Kokua Line

By June Watanabe

Thursday, March 5, 1998


Only Circuit Court
can access wage records

My wife is now totally disabled but she is not able to collect Social Security because they said she is two points short of what's needed. The problem is that we can't locate the records showing she worked for Harders company in 1980. We can now only prove she worked beginning in 1981. The company was sold to Cico. We don't have any documents and the state said it didn't have records going back that far. Can you help?

The state Department of Labor and Industrial Relations said it would not release employment records to anyone.

"Wage records are confidential and only the Circuit Court can retrieve them," said spokesman Pat Stanley. Short of that, he said, you would have to track them down through the employer.

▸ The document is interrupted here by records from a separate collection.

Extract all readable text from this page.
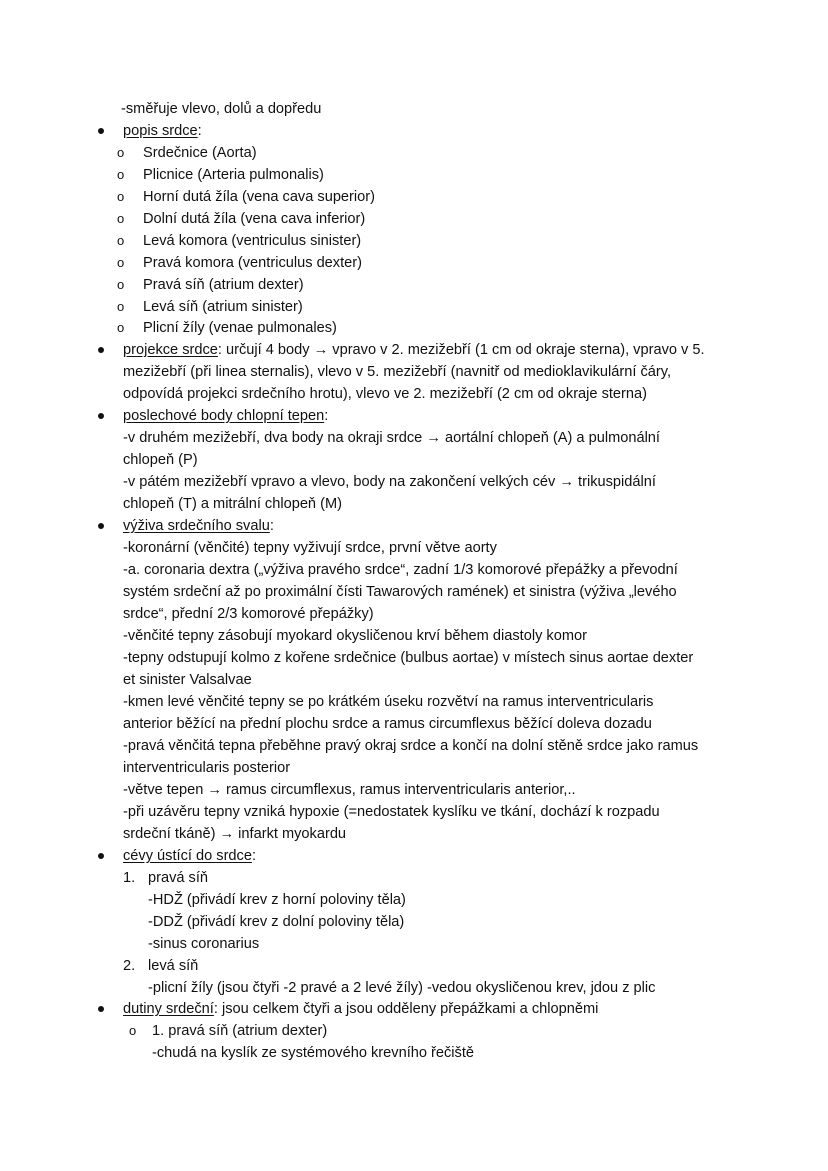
-směřuje vlevo, dolů a dopředu
popis srdce:
o Srdečnice (Aorta)
o Plicnice (Arteria pulmonalis)
o Horní dutá žíla (vena cava superior)
o Dolní dutá žíla (vena cava inferior)
o Levá komora (ventriculus sinister)
o Pravá komora (ventriculus dexter)
o Pravá síň (atrium dexter)
o Levá síň (atrium sinister)
o Plicní žíly (venae pulmonales)
projekce srdce: určují 4 body → vpravo v 2. mezižebří (1 cm od okraje sterna), vpravo v 5.
mezižebří (při linea sternalis), vlevo v 5. mezižebří (navnitř od medioklavikulární čáry,
odpovídá projekci srdečního hrotu), vlevo ve 2. mezižebří (2 cm od okraje sterna)
poslechové body chlopní tepen:
-v druhém mezižebří, dva body na okraji srdce → aortální chlopeň (A) a pulmonální
chlopeň (P)
-v pátém mezižebří vpravo a vlevo, body na zakončení velkých cév → trikuspidální
chlopeň (T) a mitrální chlopeň (M)
výživa srdečního svalu:
-koronární (věnčité) tepny vyživují srdce, první větve aorty
-a. coronaria dextra („výživa pravého srdce“, zadní 1/3 komorové přepážky a převodní
systém srdeční až po proximální čísti Tawarových ramének) et sinistra (výživa „levého
srdce“, přední 2/3 komorové přepážky)
-věnčité tepny zásobují myokard okysličenou krví během diastoly komor
-tepny odstupují kolmo z kořene srdečnice (bulbus aortae) v místech sinus aortae dexter
et sinister Valsalvae
-kmen levé věnčité tepny se po krátkém úseku rozvětví na ramus interventricularis
anterior běžící na přední plochu srdce a ramus circumflexus běžící doleva dozadu
-pravá věnčitá tepna přeběhne pravý okraj srdce a končí na dolní stěně srdce jako ramus
interventricularis posterior
-větve tepen → ramus circumflexus, ramus interventricularis anterior,..
-při uzávěru tepny vzniká hypoxie (=nedostatek kyslíku ve tkání, dochází k rozpadu
srdeční tkáně) → infarkt myokardu
cévy ústící do srdce:
1. pravá síň
-HDŽ (přivádí krev z horní poloviny těla)
-DDŽ (přivádí krev z dolní poloviny těla)
-sinus coronarius
2. levá síň
-plicní žíly (jsou čtyři -2 pravé a 2 levé žíly) -vedou okysličenou krev, jdou z plic
dutiny srdeční: jsou celkem čtyři a jsou odděleny přepážkami a chlopněmi
o 1. pravá síň (atrium dexter)
-chudá na kyslík ze systémového krevního řečiště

The good news came from Wink Whitaker, director of sales for Cico Enterprise.

"We went through all the old stuff and found a file," he said. "Her paperwork was listed under a different name."

The search revealed records of your wife working for Harders from July 19, 1980, to Aug. 7, 1987. Whitaker said to call the company and copies of her record would be made available.

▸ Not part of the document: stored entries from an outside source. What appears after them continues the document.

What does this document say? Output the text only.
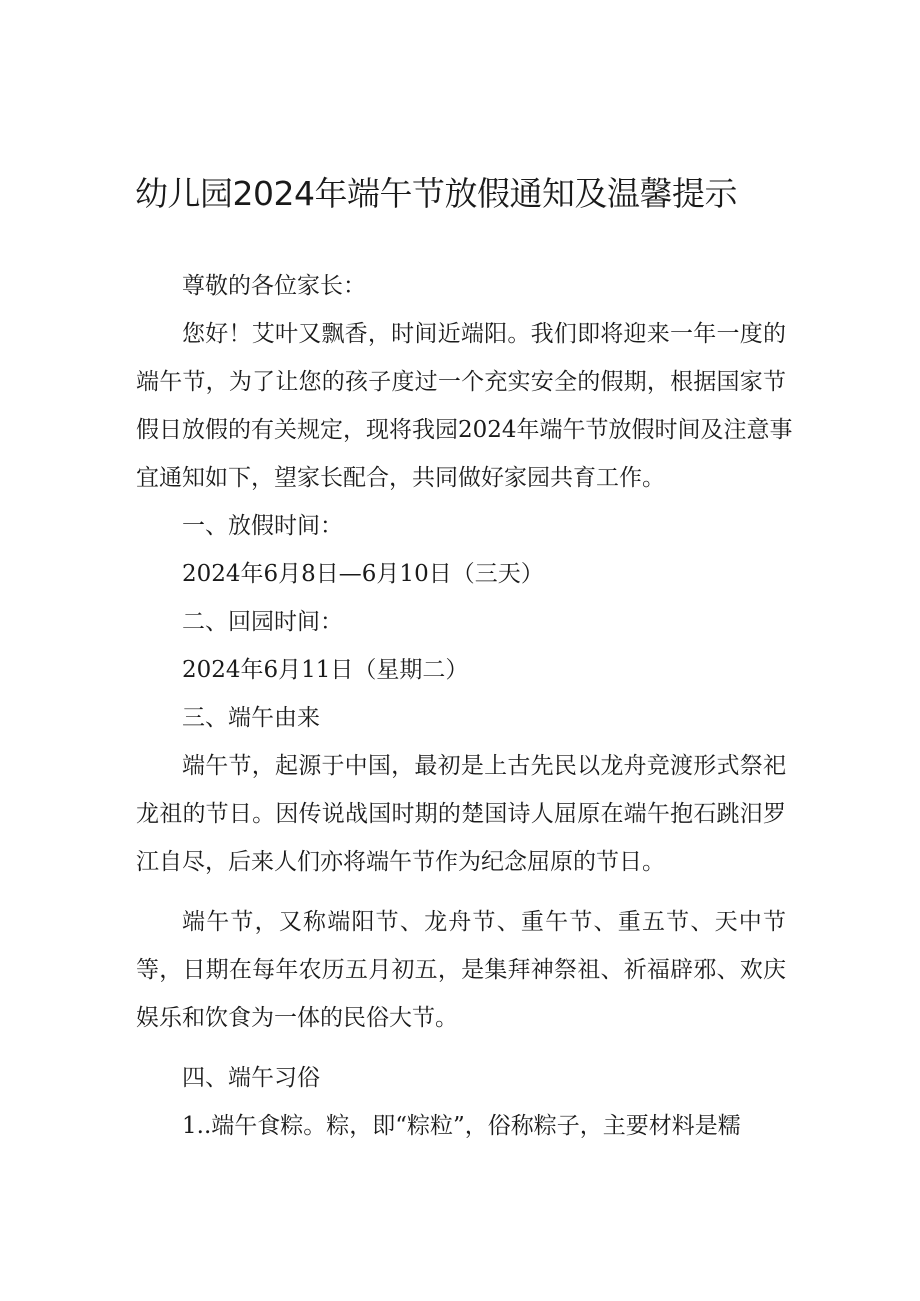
幼儿园2024年端午节放假通知及温馨提示
尊敬的各位家长：
您好！艾叶又飘香，时间近端阳。我们即将迎来一年一度的
端午节，为了让您的孩子度过一个充实安全的假期，根据国家节
假日放假的有关规定，现将我园2024年端午节放假时间及注意事
宜通知如下，望家长配合，共同做好家园共育工作。
一、放假时间：
2024年6月8日—6月10日（三天）
二、回园时间：
2024年6月11日（星期二）
三、端午由来
端午节，起源于中国，最初是上古先民以龙舟竞渡形式祭祀
龙祖的节日。因传说战国时期的楚国诗人屈原在端午抱石跳汨罗
江自尽，后来人们亦将端午节作为纪念屈原的节日。
端午节，又称端阳节、龙舟节、重午节、重五节、天中节
等，日期在每年农历五月初五，是集拜神祭祖、祈福辟邪、欢庆
娱乐和饮食为一体的民俗大节。
四、端午习俗
1..端午食粽。粽，即“粽粒”，俗称粽子，主要材料是糯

I am a teacher who took some adult students to a night program at the Honolulu Zoo in December. I just found out that two received parking tickets at $25 a pop, which they paid. Why is a city facility that sponsors a night event that has a parking lot beside it for patrons ticketing them?

It's known as the zoo parking lot, but it's really a metered municipal lot, meant for general public use, said Ken Redmond, director of the Honolulu Zoo.

The zoo has no jurisdiction over that lot. When there is an evening zoo event, the public lot is available, "but all the rules apply," Redmond said.

We double-checked and saw signs stating that parking regulations are enforced 24 hours a day.

Are those plastic rings that hold six packs of cans or bottles together recyclable or reusable by anybody? It's a shame to throw them away and they become an ecological problem.

No one, at least on Oahu, recycles those plastic rings and the city does not accept them in recycling containers located at schools around the island, said city recycling coordinator Suzanne Jones.

"There is no opportunity for us as yet to include them in our recycling program," she said.

The real issue, Jones said, is making sure those plastic rings don't get blown into the sea, where they may endanger marine life.

Otherwise, the rings don't present a disposal problem. They are not dumped in landfills, but taken to the city's HPOWER waste-to-energy plant. "Plastic is a petroleum-based product and provides high btu to the HPOWER operation," which generates electricity for Hawaiian Electric Co., Jones said.

Aside from that, Jones said there are "craft opportunities" for the rings, such as using them to make leis and flowers.

Auwe

To the driver of Bus 601, traveling makai on Punchbowl Street at 5:05 p.m. Jan. 23. The "out of service" bus was stopped in the second lane from the curb on Punchbowl, 20 feet from King Street. It did not have the left-turn signal on. While I was four feet from the driver's window, he stuck his head out ranting that he needed two lanes to make his turn. If the driver needs two lanes to turn, he should use the turn signal and take up both lanes at the same time.

(William Haig, head of customer service for Oahu Transit Service, said records show the bus was not on the road at the time, and could not account for the discrepancy. However, he said buses need only one lane to make a turn.)